The good news for Lucky is that Europe was his oyster and he was highly appreciated there, which kept him busy. He also was more comfortable in Europe as a creative artist. But as a result of his detachment from the U.S. jazz scene, Thompson was one of only a few jazz giants who really can't be classified as a member of one jazz school or another. In essence, if you combine the toughness of Coleman Hawkins and relaxed tones and agility of Lester Young, you'd probably come close to Thompson's sound. [Photo above of Lucky Thompson and British pianist Stan Tracey]

Thompson also was magnificently inventive as a composer and particularly graceful and slippery on song introductions and improvisational passages. He had great training. Thompson had worked with Count Basie in 1944 and '45 and then Boyd Raeburn in '45, two challenging bands. He also worked and recorded with plenty of small groups, including dates with Charlie Parker and Dizzy Gillespie.

On March 13, 1969, after a flurry of written pleas by the team at MPS in Germany, Thompson finally agreed to record an album for the label at its studios in Villingen, in the Black Forest. Thompson, it turns out, was a perfectionist and something of a gentle control freak. According to the original liner notes for A Lucky Songbook in Europe by album producer Joachim Berendt (above), Thompson hand-picked each musician and insisted they be on the date.

Lucky Thompson was the bridge between swing and bebop. Lucky, Dexter Gordon and Don Byas were among the ones who showed up in New York at the time when the transition had to be made. Lucky had the brains, which was why Bird and others included him on their sessions. He wasn't the most technically proficient guy, on the level of a Bird or a Sonny Rollins, but he had the brains to overcome his technical limitations. And, like all of the musicians who decide to put in the work of a craftsman and learn the music from the ground up, he had his own sound. You don't have to look at any one aspect of his playing; Lucky was just his own person.

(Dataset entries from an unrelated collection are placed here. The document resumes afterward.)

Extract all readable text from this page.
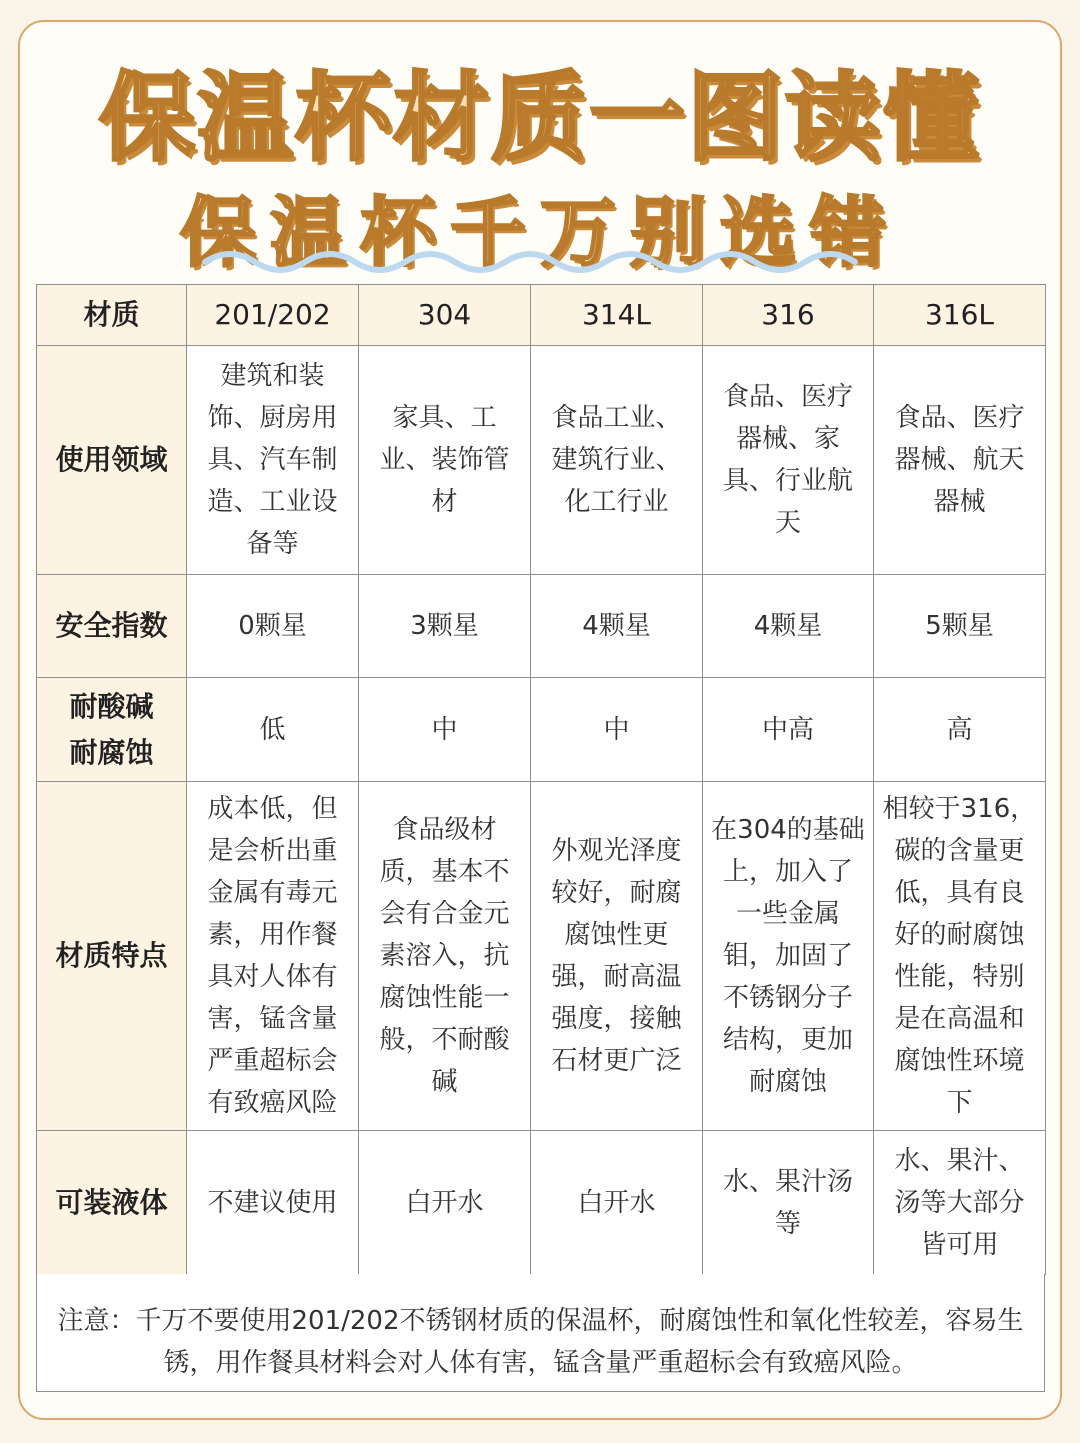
保温杯材质一图读懂
保温杯千万别选错
材质	201/202	304	314L	316	316L
使用领域	建筑和装饰、厨房用具、汽车制造、工业设备等	家具、工业、装饰管材	食品工业、建筑行业、化工行业	食品、医疗器械、家具、行业航天	食品、医疗器械、航天器械
安全指数	0颗星	3颗星	4颗星	4颗星	5颗星
耐酸碱耐腐蚀	低	中	中	中高	高
材质特点	成本低，但是会析出重金属有毒元素，用作餐具对人体有害，锰含量严重超标会有致癌风险	食品级材质，基本不会有合金元素溶入，抗腐蚀性能一般，不耐酸碱	外观光泽度较好，耐腐腐蚀性更强，耐高温强度，接触石材更广泛	在304的基础上，加入了一些金属钼，加固了不锈钢分子结构，更加耐腐蚀	相较于316，碳的含量更低，具有良好的耐腐蚀性能，特别是在高温和腐蚀性环境下
可装液体	不建议使用	白开水	白开水	水、果汁汤等	水、果汁、汤等大部分皆可用
注意：千万不要使用201/202不锈钢材质的保温杯，耐腐蚀性和氧化性较差，容易生锈，用作餐具材料会对人体有害，锰含量严重超标会有致癌风险。
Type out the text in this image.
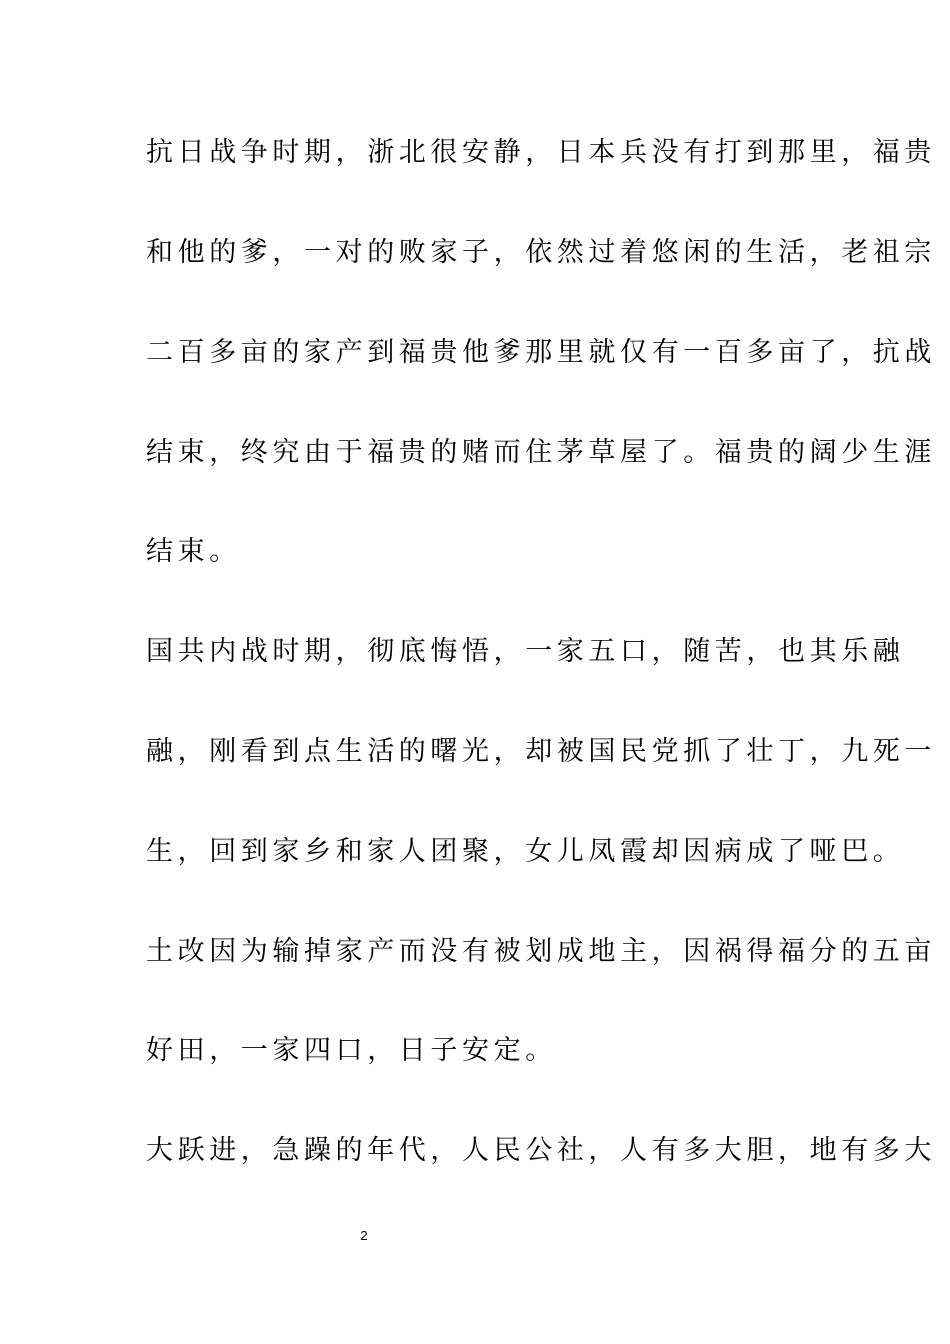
抗日战争时期，浙北很安静，日本兵没有打到那里，福贵
和他的爹，一对的败家子，依然过着悠闲的生活，老祖宗
二百多亩的家产到福贵他爹那里就仅有一百多亩了，抗战
结束，终究由于福贵的赌而住茅草屋了。福贵的阔少生涯
结束。
国共内战时期，彻底悔悟，一家五口，随苦，也其乐融
融，刚看到点生活的曙光，却被国民党抓了壮丁，九死一
生，回到家乡和家人团聚，女儿凤霞却因病成了哑巴。
土改因为输掉家产而没有被划成地主，因祸得福分的五亩
好田，一家四口，日子安定。
大跃进，急躁的年代，人民公社，人有多大胆，地有多大
2
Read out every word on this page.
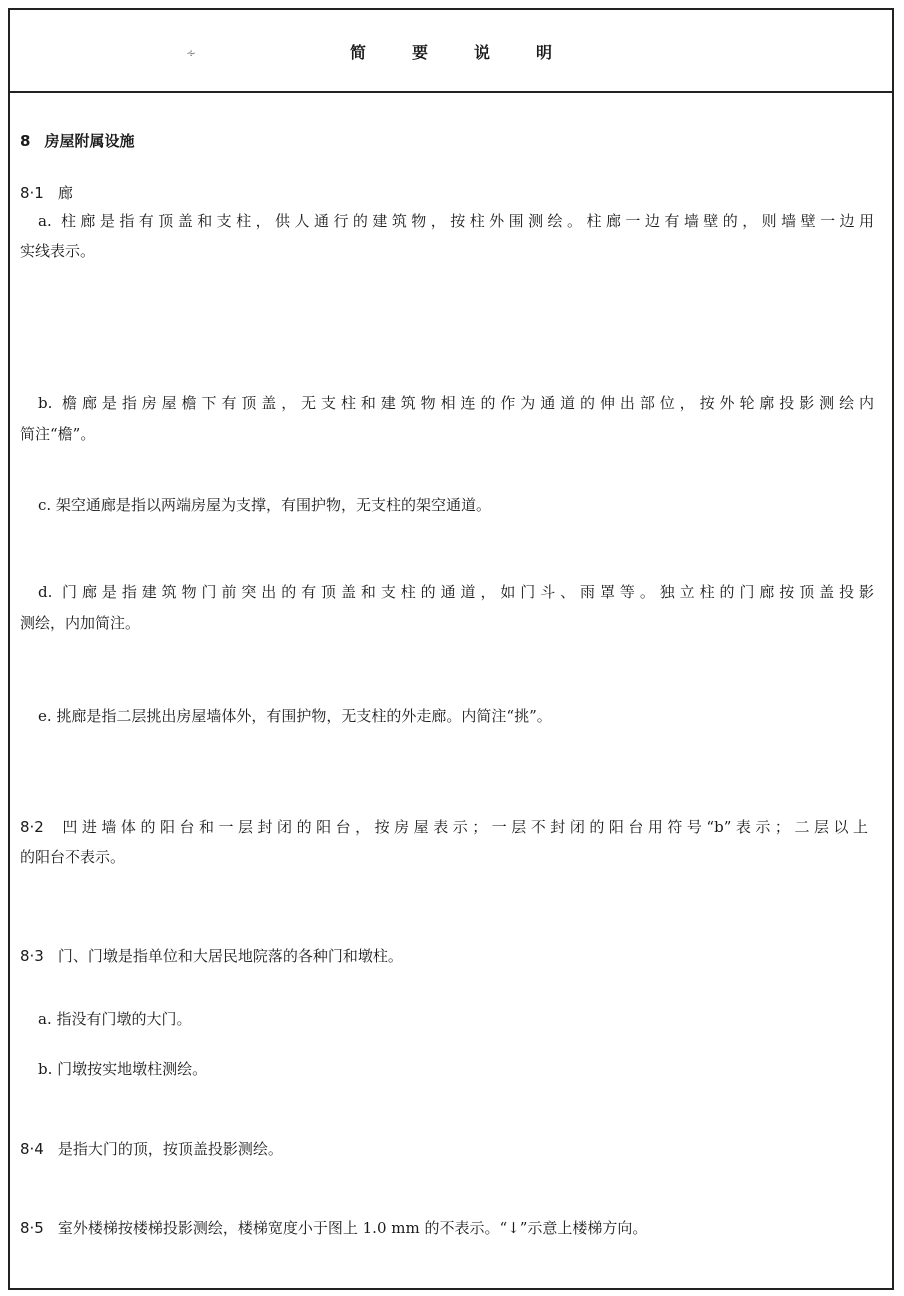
∻	简要说明
8 房屋附属设施
8·1 廊
a. 柱廊是指有顶盖和支柱，供人通行的建筑物，按柱外围测绘。柱廊一边有墙壁的，则墙壁一边用
实线表示。
b. 檐廊是指房屋檐下有顶盖，无支柱和建筑物相连的作为通道的伸出部位，按外轮廓投影测绘内
简注“檐”。
c. 架空通廊是指以两端房屋为支撑，有围护物，无支柱的架空通道。
d. 门廊是指建筑物门前突出的有顶盖和支柱的通道，如门斗、雨罩等。独立柱的门廊按顶盖投影
测绘，内加简注。
e. 挑廊是指二层挑出房屋墙体外，有围护物，无支柱的外走廊。内简注“挑”。
8·2 凹进墙体的阳台和一层封闭的阳台，按房屋表示；一层不封闭的阳台用符号“b”表示；二层以上
的阳台不表示。
8·3 门、门墩是指单位和大居民地院落的各种门和墩柱。
a. 指没有门墩的大门。
b. 门墩按实地墩柱测绘。
8·4 是指大门的顶，按顶盖投影测绘。
8·5 室外楼梯按楼梯投影测绘，楼梯宽度小于图上 1.0 mm 的不表示。“↓”示意上楼梯方向。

I was fortunate enough to meet Lucky in 2002. A guy named Philip Cody and his wife, Evie, had gotten to know Lucky and were going to visit him in the nursing home where he lived in Seattle. Phil emailed me and asked if I wanted to meet Lucky Thompson, so I just picked myself up and went along with my dad, who was also with me on the West Coast. I had heard that Lucky didn't talk, but he talked to us. I think music meant more to him than he let on, but it had disappointed him so much. He had that distant look on his face, but he asked me my name, and we talked--about music, not about him. He picked up my tenor and just popped the keys and said, "This horn has a sound," just popping the keys and looking at me. Then he asked me to play tunes, a lot of which were things from the '30s that I didn't know. I wish I had written them down and learned them. Then he asked me to play like Charlie Parker and like Sonny, and he liked that. He claimed that he didn't remember any of his music, but I had brought some of his records with me, and when I played Lucky Strikes he froze. Then he started telling stories about the musicians on the date.